Awesome, thanks gel. I was thinking along these same lines at first but then switched strategies and didn't take it to the logical conclusion. It seemed like showing |g(x)|=1 would require assuming the Euler formula, but thankfully it does not as you have shown!

Last edited: Nov 15, 2008
15. Nov 15, 2008

### morphism

Ahh.. of course. Clever!

I'm still not fully convinced. Is it easy to prove that g isn't multiply periodic? And is it actually immediate that g(L/2)=1 => g has period L/2 or smaller?

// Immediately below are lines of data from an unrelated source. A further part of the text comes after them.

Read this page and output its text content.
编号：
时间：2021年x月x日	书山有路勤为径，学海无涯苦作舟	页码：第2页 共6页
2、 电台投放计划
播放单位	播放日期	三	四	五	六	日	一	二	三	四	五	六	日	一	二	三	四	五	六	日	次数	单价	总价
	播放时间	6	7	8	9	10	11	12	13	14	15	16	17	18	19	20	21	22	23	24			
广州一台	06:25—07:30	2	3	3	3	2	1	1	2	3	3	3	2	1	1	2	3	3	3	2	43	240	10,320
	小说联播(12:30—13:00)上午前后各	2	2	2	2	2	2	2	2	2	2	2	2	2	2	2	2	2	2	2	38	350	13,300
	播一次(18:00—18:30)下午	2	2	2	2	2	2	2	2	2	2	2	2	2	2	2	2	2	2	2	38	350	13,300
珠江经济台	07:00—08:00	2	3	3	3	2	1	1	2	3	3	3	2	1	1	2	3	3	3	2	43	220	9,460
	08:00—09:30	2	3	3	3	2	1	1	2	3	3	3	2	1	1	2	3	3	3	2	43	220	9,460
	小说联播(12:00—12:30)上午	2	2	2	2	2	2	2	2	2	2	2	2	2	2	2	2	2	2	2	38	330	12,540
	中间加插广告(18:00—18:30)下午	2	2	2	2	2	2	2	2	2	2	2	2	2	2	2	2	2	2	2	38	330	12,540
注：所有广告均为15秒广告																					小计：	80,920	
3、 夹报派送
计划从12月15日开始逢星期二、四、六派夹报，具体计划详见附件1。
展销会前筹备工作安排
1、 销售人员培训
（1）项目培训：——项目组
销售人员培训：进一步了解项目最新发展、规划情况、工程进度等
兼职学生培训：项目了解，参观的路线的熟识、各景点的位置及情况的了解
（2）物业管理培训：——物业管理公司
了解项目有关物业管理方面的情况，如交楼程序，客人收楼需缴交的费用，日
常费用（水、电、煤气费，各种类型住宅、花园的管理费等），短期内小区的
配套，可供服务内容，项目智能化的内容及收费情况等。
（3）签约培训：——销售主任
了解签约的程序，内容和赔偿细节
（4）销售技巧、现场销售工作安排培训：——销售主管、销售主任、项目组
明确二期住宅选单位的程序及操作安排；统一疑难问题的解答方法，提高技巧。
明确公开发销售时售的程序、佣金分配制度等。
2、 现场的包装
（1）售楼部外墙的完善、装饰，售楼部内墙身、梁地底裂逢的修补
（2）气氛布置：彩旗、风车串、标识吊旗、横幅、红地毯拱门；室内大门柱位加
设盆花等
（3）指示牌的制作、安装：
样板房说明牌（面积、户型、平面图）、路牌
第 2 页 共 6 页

And I actually don't buy that it's obvious that L/2=pi - at least not without knowing that e^ix=cosx+isinx.

16. Nov 15, 2008

### maze

The result also shows g is unit speed. Take $\frac{d}{dx}|g'(x)|^2 = \frac{d}{dx}|g(x)|^2 = 0$ since g' = ig. Then g is a unit speed curve restricted to the unit circle.

Last edited: Nov 15, 2008
17. Nov 15, 2008

### morphism

I'm probably being especially dense... but so what?

18. Nov 15, 2008

### maze

We have that g is a unit speed parameterization of a simple closed curve of finite length. Isnt this sufficient to show that g is periodic and the period is the arc length of the curve?

Last edited: Nov 15, 2008
19. Nov 15, 2008

### morphism

It's still dubious - at least to me.

In any case, Euler's formula is still there: g=u+iv, u'=-v, v'=u, u(0)=1, u'(0)=0.

20. Nov 15, 2008

### gel

yes, g is a "unit speed" parameterization of the unit circle. From that it follows that g(x+2pi)=g(x) and g(x+pi)=-g(x). Seems quite clear to me, and explains easily why g(pi)=-1.